The online leak, via a third party, of images shared on mobile app Snapchat by up to 200,000 teenagers underlines the need for better privacy education, says a security analyst.
The images were leaked after hackers broke into the servers of SnapSaved.com, one of several third-party services that allow Snapchat users to secretly save images that are meant to self-destruct.

In a Facebook posting, SnapSaved.com admitted the hack was enabled by a misconfiguration in its Apache server and confirmed that Snapchat itself had not been hacked.
Snapchat also denied that it had been breached for a second time in two months.
“Snapchatters were victimised by their use of third-party apps to send and receive Snaps, a practice that we explicitly prohibit in our terms of use precisely because they compromise our users’ security,” Snapchat said in a statement.
In September 2014, some Snapchat users received spam messages advertising a slimming site, but Snapchat said user login data stolen from other sites was used to hijack Snapchat accounts.
This latest incident shows that more needs to be done to remind Snapchat users, many of whom are teenagers, of the dangers of sending intimate images, said independent security analyst Graham Cluley.
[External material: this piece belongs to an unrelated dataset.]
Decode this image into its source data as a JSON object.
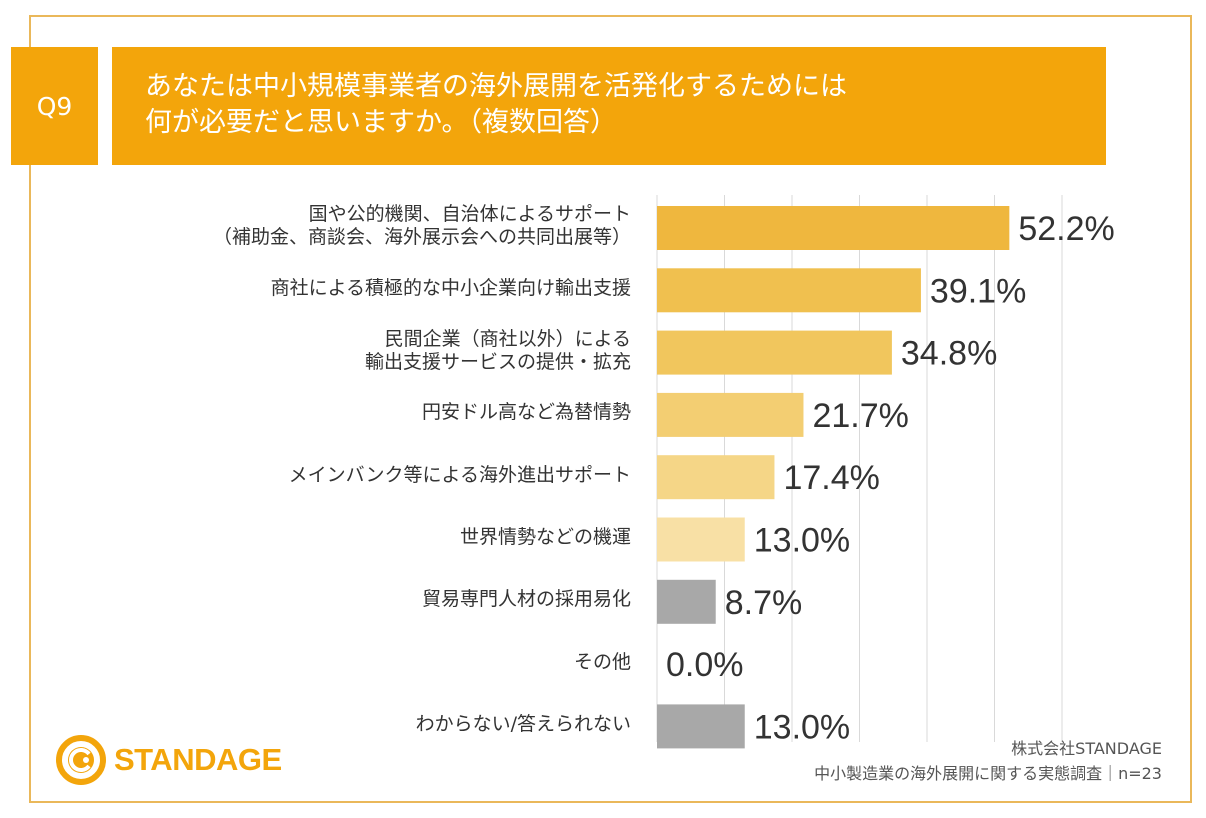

“I suspect that many of Snapchat’s users have been lulled into a false sense of security, imagining that it is safe to share intimate images via the app and believing the marketing propaganda that suggests images will be safely erased forever within 10 seconds,” he wrote in a blog post.
The leak of images stolen from SnapSaved.com is believed to be the work of those responsible for the recent posting of nude photos of celebrities online that were stolen from cloud-based backup services.
However, there is as yet no proof of a link between the two incidents, reports the Guardian.
Although a posting on web forum 4chan advertised that 13GB of Snapchat content had been captured, most – but not all – of the content made available was “mundane” and “boring”, the paper said.
Warnings have been issued that anyone downloading the files could be breaking child pornography laws if any of the images include nude pictures of children under 16, even if a child took the images.
Snapchat has struggled to re-establish user trust after it was the target of a hack at the end of 2013 in which 4.6 million usernames and mobile phone numbers were captured by a site called SnapchatDB.
The hack came just days after Australian firm Gibson Security warned that hackers could exploit vulnerabilities in the Snapchat app.
The hackers said they had exploited the security flaw highlighted by Gibson Security. “We used a modified version of gibsonsec’s exploit/method,” they were quoted as saying by Tech Crunch.
The hackers said their aim was to raise public awareness around the issue, and also put public pressure on Snapchat to get the exploit fixed.